For almost two decades, Russian President Vladimir Putin has made no bones about his goal of restoring Russia to the glory days of the Soviet Union, when Russia largely determined what went on in Eastern Europe. Indeed, in recent years, he has seized various parts of some countries that had been part of the Soviet Union to underscore who was boss and to discourage any cozying up to the West.


With a population of more than 44 million, Ukraine is the largest and richest former member of the Soviet Union after Russia. After Ukraine publicly flirted (with Biden’s encouragement) with the idea of joining NATO, who’s raison d’etre is to counter Russian power in Europe, Putin declared his intention to invade Ukraine to force the issue.

Incredibly, this was President Biden’s response: “I think what you’re going to see is that Russia will be held accountable if it invades. And it depends on what it does. It’s one thing if it’s a minor incursion and then we end up having to fight about what to do and not do.”

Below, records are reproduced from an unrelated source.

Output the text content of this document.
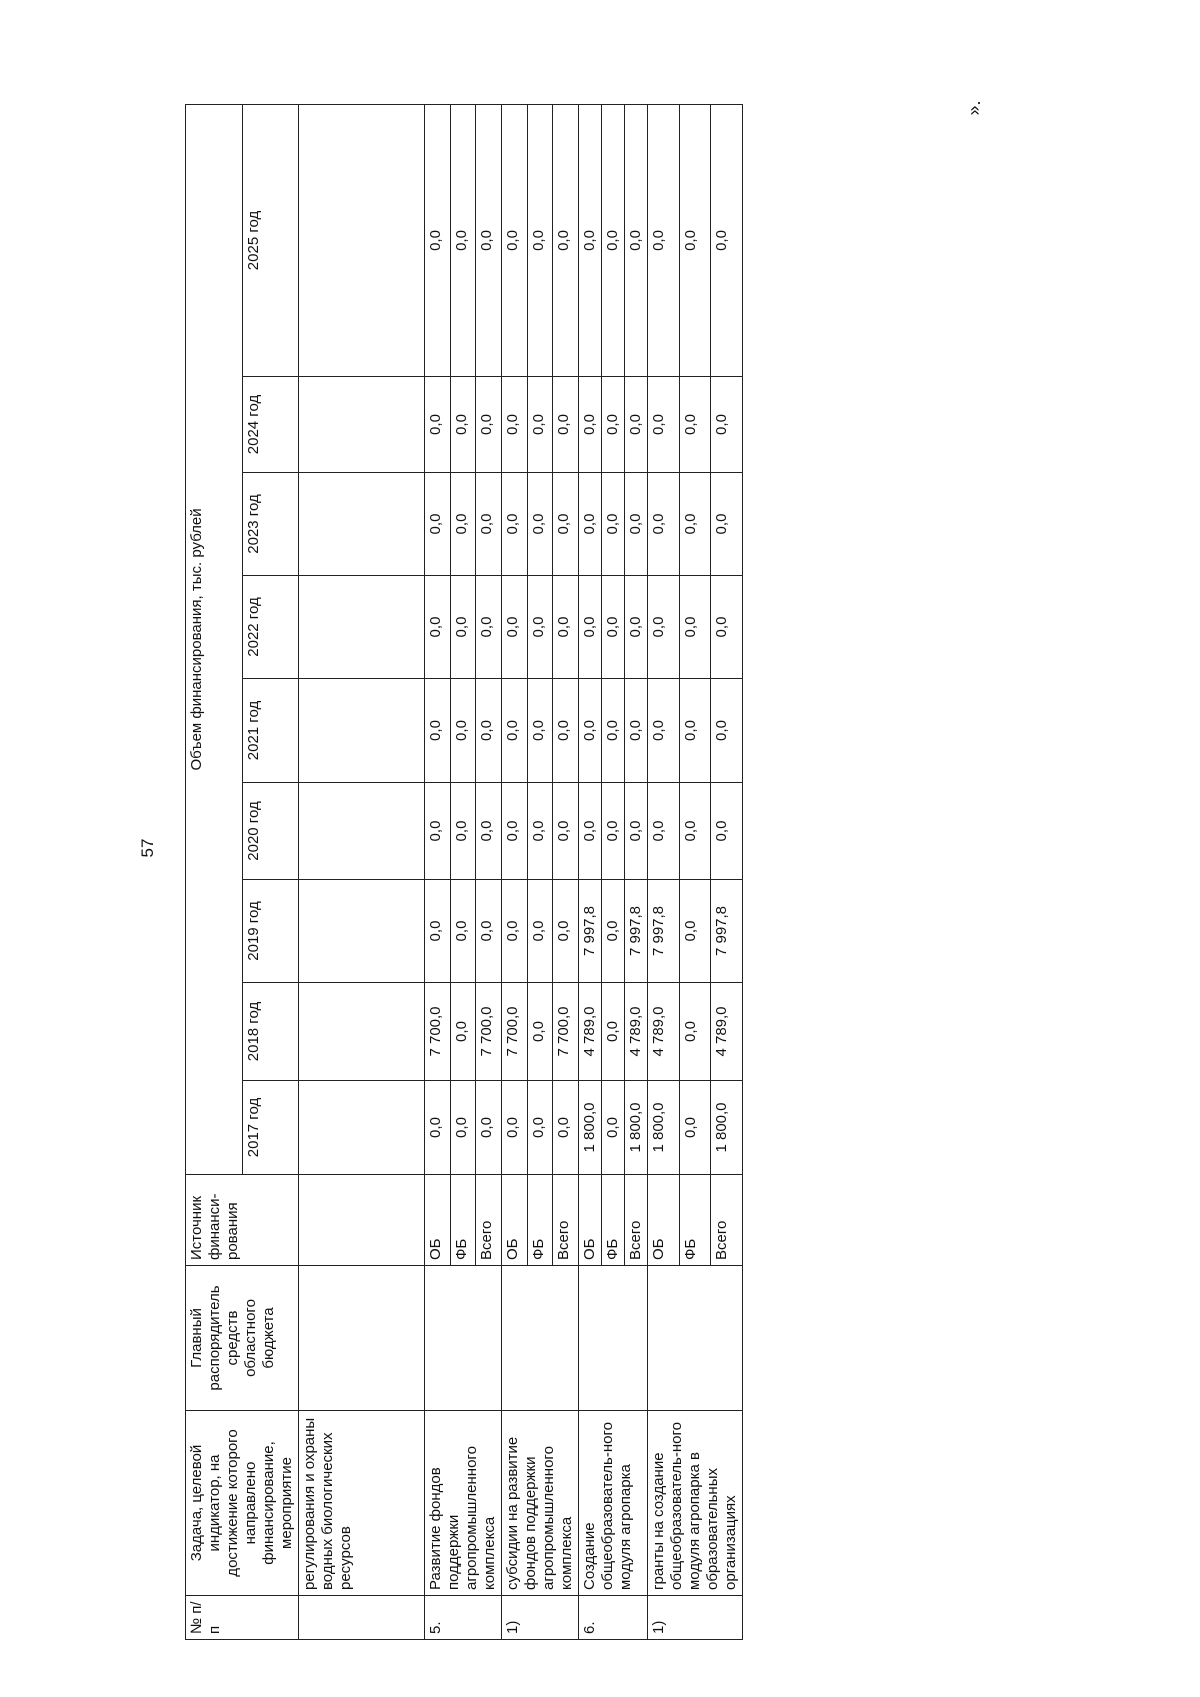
57
».
№ п/п	Задача, целевой индикатор, на достижение которого направлено финансирование, мероприятие	Главный распорядитель средств областного бюджета	Источник финанси-рования	Объем финансирования, тыс. рублей								
				2017 год	2018 год	2019 год	2020 год	2021 год	2022 год	2023 год	2024 год	2025 год
	регулирования и охраны водных биологических ресурсов											
5.	Развитие фондов поддержки агропромышленного комплекса		ОБ	0,0	7 700,0	0,0	0,0	0,0	0,0	0,0	0,0	0,0
			ФБ	0,0	0,0	0,0	0,0	0,0	0,0	0,0	0,0	0,0
			Всего	0,0	7 700,0	0,0	0,0	0,0	0,0	0,0	0,0	0,0
1)	субсидии на развитие фондов поддержки агропромышленного комплекса		ОБ	0,0	7 700,0	0,0	0,0	0,0	0,0	0,0	0,0	0,0
			ФБ	0,0	0,0	0,0	0,0	0,0	0,0	0,0	0,0	0,0
			Всего	0,0	7 700,0	0,0	0,0	0,0	0,0	0,0	0,0	0,0
6.	Создание общеобразователь-ного модуля агропарка		ОБ	1 800,0	4 789,0	7 997,8	0,0	0,0	0,0	0,0	0,0	0,0
			ФБ	0,0	0,0	0,0	0,0	0,0	0,0	0,0	0,0	0,0
			Всего	1 800,0	4 789,0	7 997,8	0,0	0,0	0,0	0,0	0,0	0,0
1)	гранты на создание общеобразователь-ного модуля агропарка в образовательных организациях		ОБ	1 800,0	4 789,0	7 997,8	0,0	0,0	0,0	0,0	0,0	0,0
			ФБ	0,0	0,0	0,0	0,0	0,0	0,0	0,0	0,0	0,0
			Всего	1 800,0	4 789,0	7 997,8	0,0	0,0	0,0	0,0	0,0	0,0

The message to Putin that he had some wiggle room was plain. And since he reportedly thought his forces would make quick work of the Ukrainian resistance – perhaps even within days – he could bring down the Ukrainian government before the West got its act together and all would be forgotten if not forgiven.

Significantly, when the Ukrainian military was able to stall Russian efforts to take control of large cities such as the capital city of Kyiv and the major northeastern city of Kharkiv, Putin ordered relentless air missile and artillery attacks on them and other cities, effectively targeting civilian populations and causing thousands of deaths and injuries as well as incalculable damage.

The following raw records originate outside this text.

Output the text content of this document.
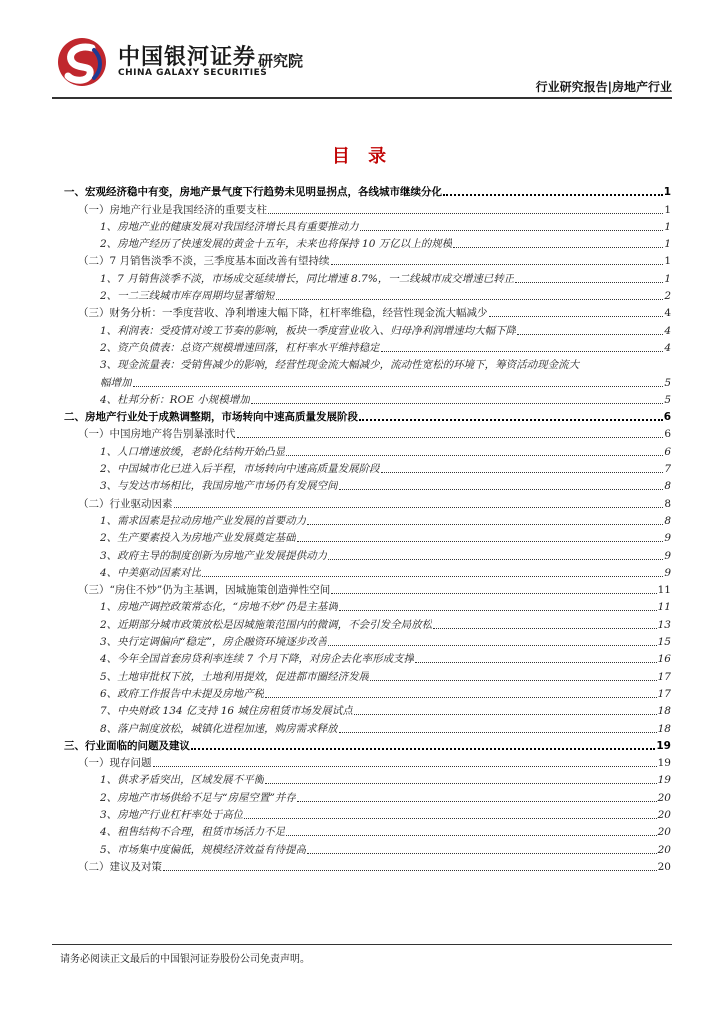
中国银河证券
CHINA GALAXY SECURITIES
研究院
行业研究报告|房地产行业
目 录
一、宏观经济稳中有变，房地产景气度下行趋势未见明显拐点，各线城市继续分化	1
（一）房地产行业是我国经济的重要支柱	1
1、房地产业的健康发展对我国经济增长具有重要推动力	1
2、房地产经历了快速发展的黄金十五年，未来也将保持 10 万亿以上的规模	1
（二）7 月销售淡季不淡，三季度基本面改善有望持续	1
1、7 月销售淡季不淡，市场成交延续增长，同比增速 8.7%，一二线城市成交增速已转正	1
2、一二三线城市库存周期均显著缩短	2
（三）财务分析：一季度营收、净利增速大幅下降，杠杆率维稳，经营性现金流大幅减少	4
1、利润表：受疫情对竣工节奏的影响，板块一季度营业收入、归母净利润增速均大幅下降	4
2、资产负债表：总资产规模增速回落，杠杆率水平维持稳定	4
3、现金流量表：受销售减少的影响，经营性现金流大幅减少，流动性宽松的环境下，筹资活动现金流大
幅增加	5
4、杜邦分析：ROE 小规模增加	5
二、房地产行业处于成熟调整期，市场转向中速高质量发展阶段	6
（一）中国房地产将告别暴涨时代	6
1、人口增速放缓，老龄化结构开始凸显	6
2、中国城市化已进入后半程，市场转向中速高质量发展阶段	7
3、与发达市场相比，我国房地产市场仍有发展空间	8
（二）行业驱动因素	8
1、需求因素是拉动房地产业发展的首要动力	8
2、生产要素投入为房地产业发展奠定基础	9
3、政府主导的制度创新为房地产业发展提供动力	9
4、中美驱动因素对比	9
（三）“房住不炒”仍为主基调，因城施策创造弹性空间	11
1、房地产调控政策常态化，“房地不炒”仍是主基调	11
2、近期部分城市政策放松是因城施策范围内的微调，不会引发全局放松	13
3、央行定调偏向“稳定”，房企融资环境逐步改善	15
4、今年全国首套房贷利率连续 7 个月下降，对房企去化率形成支撑	16
5、土地审批权下放，土地利用提效，促进都市圈经济发展	17
6、政府工作报告中未提及房地产税	17
7、中央财政 134 亿支持 16 城住房租赁市场发展试点	18
8、落户制度放松，城镇化进程加速，购房需求释放	18
三、行业面临的问题及建议	19
（一）现存问题	19
1、供求矛盾突出，区域发展不平衡	19
2、房地产市场供给不足与“房屋空置”并存	20
3、房地产行业杠杆率处于高位	20
4、租售结构不合理，租赁市场活力不足	20
5、市场集中度偏低，规模经济效益有待提高	20
（二）建议及对策	20
请务必阅读正文最后的中国银河证券股份公司免责声明。
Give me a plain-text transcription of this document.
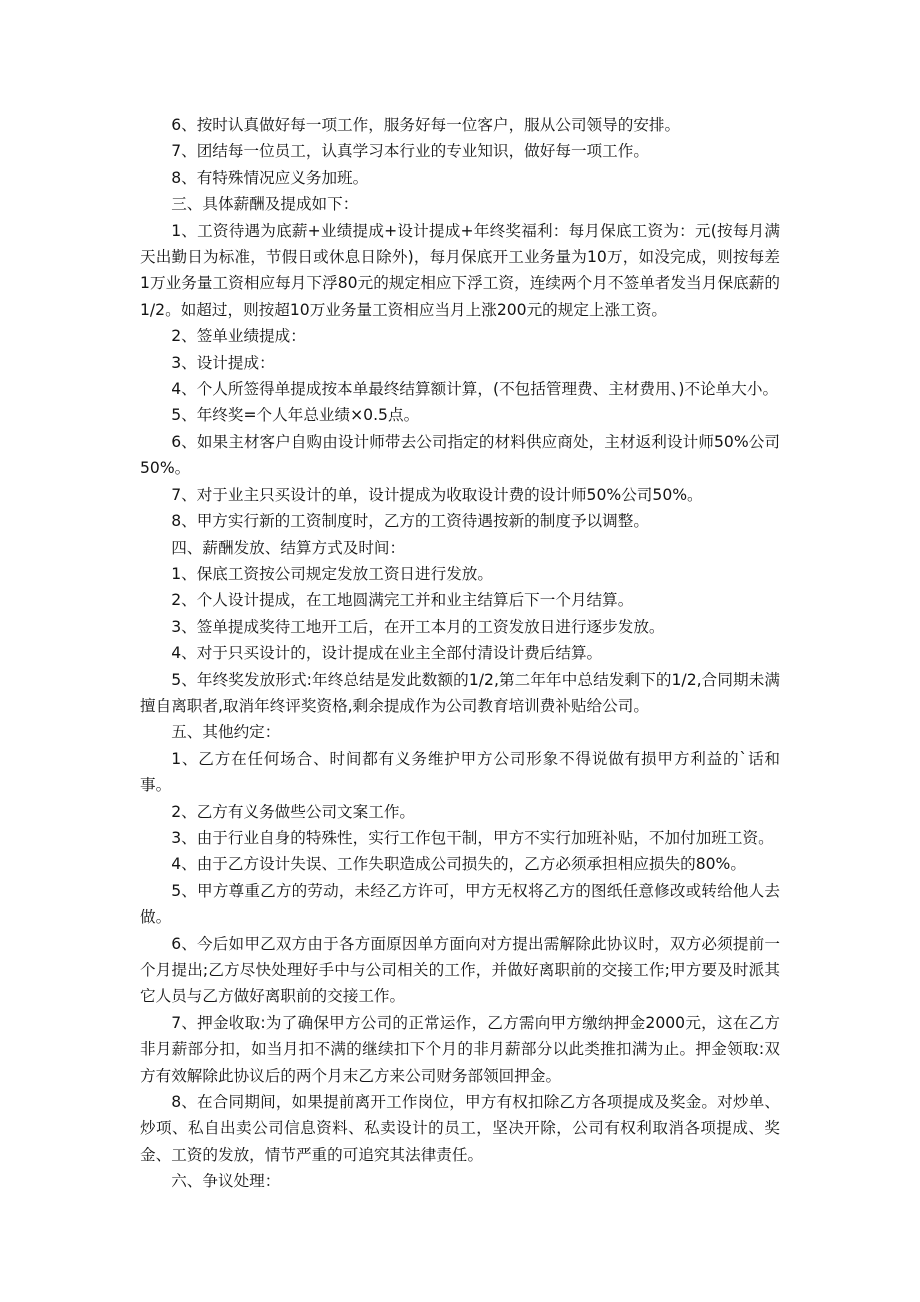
6、按时认真做好每一项工作，服务好每一位客户，服从公司领导的安排。

7、团结每一位员工，认真学习本行业的专业知识，做好每一项工作。

8、有特殊情况应义务加班。

三、具体薪酬及提成如下：

1、工资待遇为底薪+业绩提成+设计提成+年终奖福利：每月保底工资为：元(按每月满天出勤日为标准，节假日或休息日除外)，每月保底开工业务量为10万，如没完成，则按每差1万业务量工资相应每月下浮80元的规定相应下浮工资，连续两个月不签单者发当月保底薪的1/2。如超过，则按超10万业务量工资相应当月上涨200元的规定上涨工资。

2、签单业绩提成：

3、设计提成：

4、个人所签得单提成按本单最终结算额计算，(不包括管理费、主材费用、)不论单大小。

5、年终奖=个人年总业绩×0.5点。

6、如果主材客户自购由设计师带去公司指定的材料供应商处，主材返利设计师50%公司50%。

7、对于业主只买设计的单，设计提成为收取设计费的设计师50%公司50%。

8、甲方实行新的工资制度时，乙方的工资待遇按新的制度予以调整。

四、薪酬发放、结算方式及时间：

1、保底工资按公司规定发放工资日进行发放。

2、个人设计提成，在工地圆满完工并和业主结算后下一个月结算。

3、签单提成奖待工地开工后，在开工本月的工资发放日进行逐步发放。

4、对于只买设计的，设计提成在业主全部付清设计费后结算。

5、年终奖发放形式:年终总结是发此数额的1/2,第二年年中总结发剩下的1/2,合同期未满擅自离职者,取消年终评奖资格,剩余提成作为公司教育培训费补贴给公司。

五、其他约定：

1、乙方在任何场合、时间都有义务维护甲方公司形象不得说做有损甲方利益的`话和事。

2、乙方有义务做些公司文案工作。

3、由于行业自身的特殊性，实行工作包干制，甲方不实行加班补贴，不加付加班工资。

4、由于乙方设计失误、工作失职造成公司损失的，乙方必须承担相应损失的80%。

5、甲方尊重乙方的劳动，未经乙方许可，甲方无权将乙方的图纸任意修改或转给他人去做。

6、今后如甲乙双方由于各方面原因单方面向对方提出需解除此协议时，双方必须提前一个月提出;乙方尽快处理好手中与公司相关的工作，并做好离职前的交接工作;甲方要及时派其它人员与乙方做好离职前的交接工作。

7、押金收取:为了确保甲方公司的正常运作，乙方需向甲方缴纳押金2000元，这在乙方非月薪部分扣，如当月扣不满的继续扣下个月的非月薪部分以此类推扣满为止。押金领取:双方有效解除此协议后的两个月末乙方来公司财务部领回押金。

8、在合同期间，如果提前离开工作岗位，甲方有权扣除乙方各项提成及奖金。对炒单、炒项、私自出卖公司信息资料、私卖设计的员工，坚决开除，公司有权利取消各项提成、奖金、工资的发放，情节严重的可追究其法律责任。

六、争议处理：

Even this viciousness hasn’t cowed the Ukranians; so now Putin, with his back against the wall and his legacy at stake, has taken to hinting at the use of nuclear and other weapons of mass destruction. And President Biden and other Western leaders, faced with the prospect of having to deal with a likely desperate and possibly out of control Russian president, are correctly concerned that any escalations that could lead to World War III. One would think that avoiding unnecessary increases in tensions, would be uppermost in all of their minds. This is especially so given the unprecedented economic sanctions that have been imposed on Russia and has devastated the Russian economy.

Yet last week, when speaking to U.S. troops in Poland about Russia’s invasion of Ukraine and its failure thus far to defeat its valiant military, President Biden said, “And you’re gonna see [the bravery of the Ukranians] when you’re there.”

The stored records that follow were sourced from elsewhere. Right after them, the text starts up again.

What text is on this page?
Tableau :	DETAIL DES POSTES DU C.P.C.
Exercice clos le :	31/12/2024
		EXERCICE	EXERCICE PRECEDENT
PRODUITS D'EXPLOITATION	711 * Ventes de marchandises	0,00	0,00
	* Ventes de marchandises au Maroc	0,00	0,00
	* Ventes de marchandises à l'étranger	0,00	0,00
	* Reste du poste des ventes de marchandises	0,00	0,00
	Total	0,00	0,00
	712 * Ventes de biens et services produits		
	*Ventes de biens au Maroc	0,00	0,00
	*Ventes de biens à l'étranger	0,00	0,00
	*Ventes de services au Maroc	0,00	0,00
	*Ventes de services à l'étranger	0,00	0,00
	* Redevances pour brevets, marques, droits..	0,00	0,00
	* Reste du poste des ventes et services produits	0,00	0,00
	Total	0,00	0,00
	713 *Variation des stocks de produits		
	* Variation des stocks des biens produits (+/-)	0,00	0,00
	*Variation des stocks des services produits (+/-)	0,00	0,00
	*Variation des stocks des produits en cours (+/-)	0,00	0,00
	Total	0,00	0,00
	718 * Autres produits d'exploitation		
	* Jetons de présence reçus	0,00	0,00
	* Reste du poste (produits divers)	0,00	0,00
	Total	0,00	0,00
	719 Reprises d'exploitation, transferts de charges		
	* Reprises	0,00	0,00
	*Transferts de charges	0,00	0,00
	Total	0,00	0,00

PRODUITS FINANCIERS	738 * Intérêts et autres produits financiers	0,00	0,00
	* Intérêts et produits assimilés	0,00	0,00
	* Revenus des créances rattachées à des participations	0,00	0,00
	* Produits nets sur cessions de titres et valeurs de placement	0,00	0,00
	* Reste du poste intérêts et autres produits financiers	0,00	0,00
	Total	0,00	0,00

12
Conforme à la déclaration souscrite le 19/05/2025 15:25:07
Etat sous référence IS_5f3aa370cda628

“When you’re there?” Until that point, there were no announced plans to send American troops to Ukraine. Without membership in NATO, Ukraine could not demand American involvement in its war. Plainly, there could not be a greater escalation than that.

Then, incredibly, there was Mr. Biden’s apparent call for the overthrow of Putin last week when, discussing Putin’s barbarity at a press conference, he commented: “For God’s sake, this man cannot remain in power.” How could he possibly have thought the dangerously frustrated Putin would not be needlessly provoked by this rhetoric? Moreover, the invasion of Ukraine has also drawn the NATO countries closer to each other than ever – and that poses even more of a threat to Russia than before.

The pressure on Putin is far greater now that his war in Ukraine has not gone the way he anticipated and he faces a united Western Europe. While this is all not to say that Putin must be handled with kid gloves, the reality is that we fail to take his special predicament into account in our calculations, at our great peril. We must be careful and deliberate about it. From what we have seen, though, we fear that precision and calculation are not our president’s forte.